Supremo dá aval para pente-fino no TJ paulista

Decisão do ministro Luiz Fux liberou as inspeções do Conselho Nacional de Justiça nas folhas de pagamentos do tribunal, interrompidas em 2001

FELIPE RECONDO / BRASÍLIA, O Estado de S.Paulo

01 de março de 2012 | 03h03

Um despacho do ministro Luiz Fux, do Supremo Tribunal Federal (STF), liberou as inspeções nas folhas de pagamentos e declarações de bens e renda de desembargadores e servidores do Poder Judiciário.
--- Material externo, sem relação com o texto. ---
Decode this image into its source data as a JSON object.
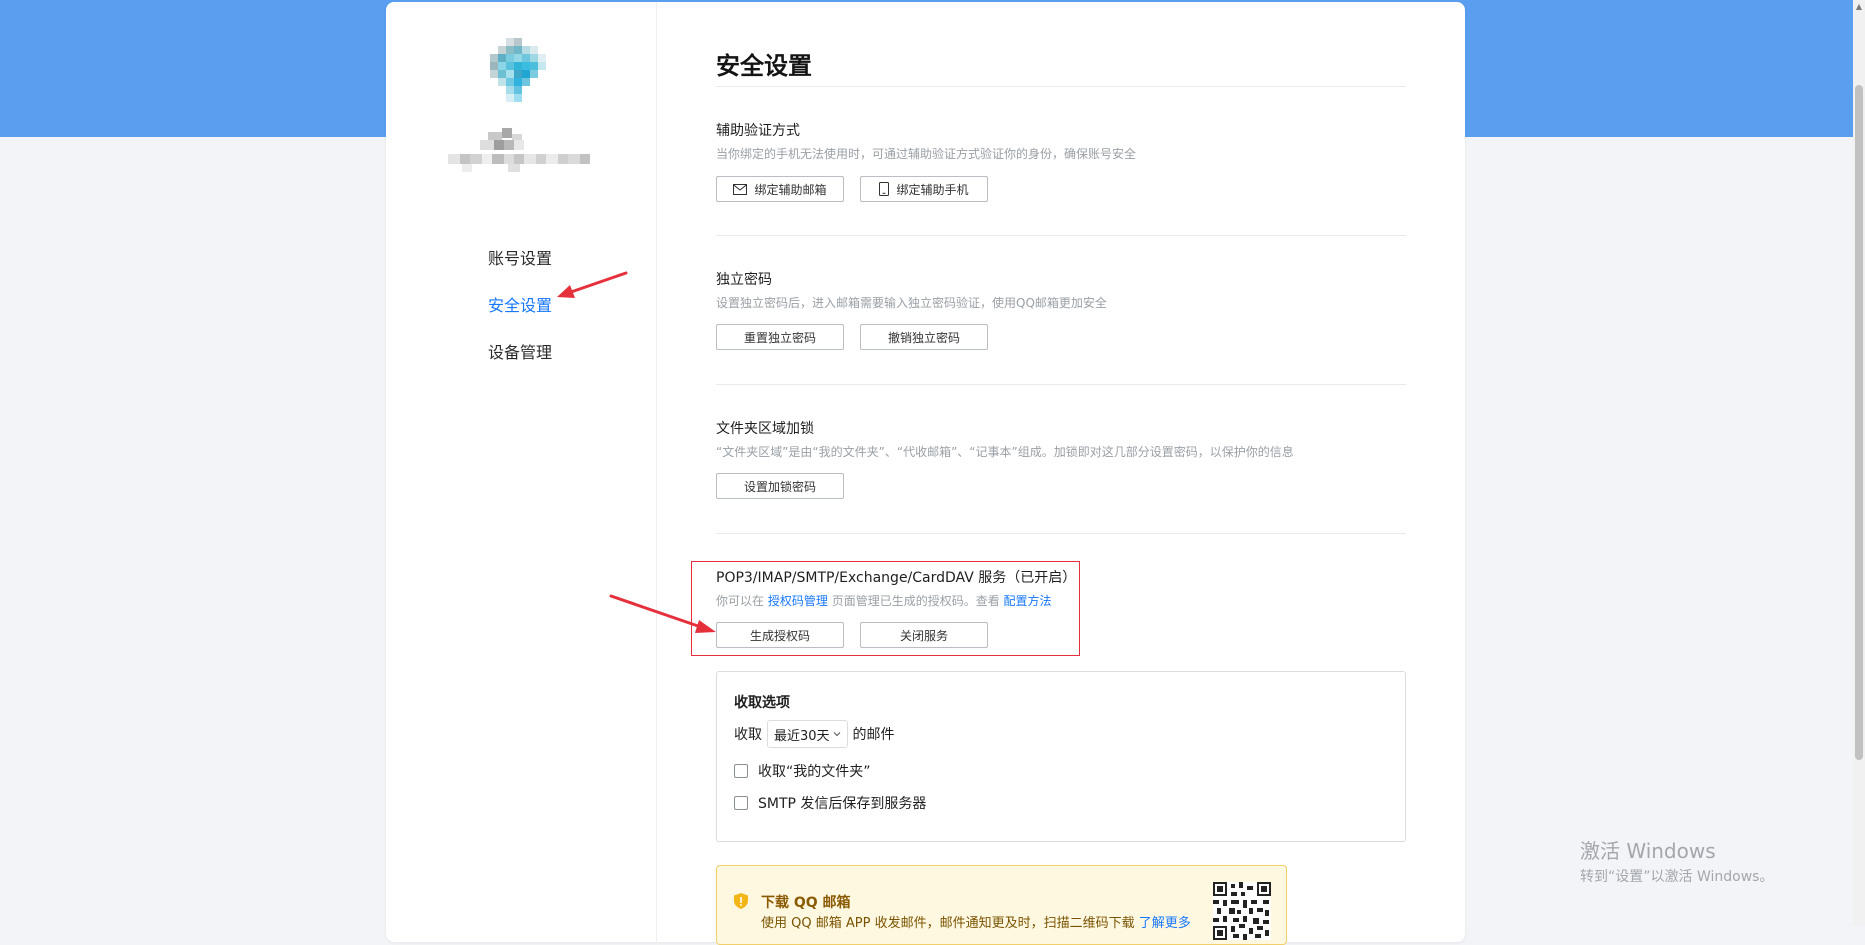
{
  "sidebar": {
    "items": [
      {
        "label": "账号设置",
        "active": false
      },
      {
        "label": "安全设置",
        "active": true
      },
      {
        "label": "设备管理",
        "active": false
      }
    ]
  },
  "main": {
    "title": "安全设置",
    "aux_verify": {
      "title": "辅助验证方式",
      "desc": "当你绑定的手机无法使用时，可通过辅助验证方式验证你的身份，确保账号安全",
      "btn_email": "绑定辅助邮箱",
      "btn_phone": "绑定辅助手机"
    },
    "independent_pwd": {
      "title": "独立密码",
      "desc": "设置独立密码后，进入邮箱需要输入独立密码验证，使用QQ邮箱更加安全",
      "btn_reset": "重置独立密码",
      "btn_revoke": "撤销独立密码"
    },
    "folder_lock": {
      "title": "文件夹区域加锁",
      "desc": "“文件夹区域”是由“我的文件夹”、“代收邮箱”、“记事本”组成。加锁即对这几部分设置密码，以保护你的信息",
      "btn_set": "设置加锁密码"
    },
    "pop3": {
      "title": "POP3/IMAP/SMTP/Exchange/CardDAV 服务（已开启）",
      "desc_prefix": "你可以在",
      "desc_link1": "授权码管理",
      "desc_middle": "页面管理已生成的授权码。查看",
      "desc_link2": "配置方法",
      "btn_generate": "生成授权码",
      "btn_close": "关闭服务"
    },
    "options": {
      "title": "收取选项",
      "receive_prefix": "收取",
      "receive_select": "最近30天",
      "receive_suffix": "的邮件",
      "checkbox1": "收取“我的文件夹”",
      "checkbox1_checked": false,
      "checkbox2": "SMTP 发信后保存到服务器",
      "checkbox2_checked": false
    },
    "banner": {
      "title": "下载 QQ 邮箱",
      "text": "使用 QQ 邮箱 APP 收发邮件，邮件通知更及时，扫描二维码下载",
      "link": "了解更多"
    }
  },
  "watermark": {
    "line1": "激活 Windows",
    "line2": "转到“设置”以激活 Windows。"
  },
  "colors": {
    "accent": "#1677ff",
    "header_band": "#5a9ef0",
    "annotation_red": "#e5303c"
  },
  "icons": {
    "email": "envelope-icon",
    "phone": "mobile-icon",
    "warning": "warning-shield-icon",
    "select": "chevron-down-icon"
  }
}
Com o aval do STF, a corregedora nacional de Justiça, Eliana Calmon, voltará ao Tribunal de Justiça de São Paulo (TJ-SP) para retomar a investigação que iniciou no final do ano passado, mas que foi interrompida por uma liminar concedida pelo também ministro do Supremo Ricardo Lewandowski.

Na terça-feira, a ministra encaminhou ao gabinete do ministro uma petição com um pedido de esclarecimento. Perguntava se a corregedoria poderia dar continuidade às inspeções nos tribunais que, de acordo com ela, eram rotineiras.

Em resposta, Fux disse que ela "poderá prosseguir nas inspeções que eram rotineiras antes da concessão da liminar, reservada ao plenário do STF a apreciação da juridicidade da praxe noticiada". No entanto, o ministro ressalta que o Supremo poderá, quando julgar o caso em plenário, decidir se a corregedoria poderia ter acesso às folhas de pagamento e declarações de bens e renda dos tribunais.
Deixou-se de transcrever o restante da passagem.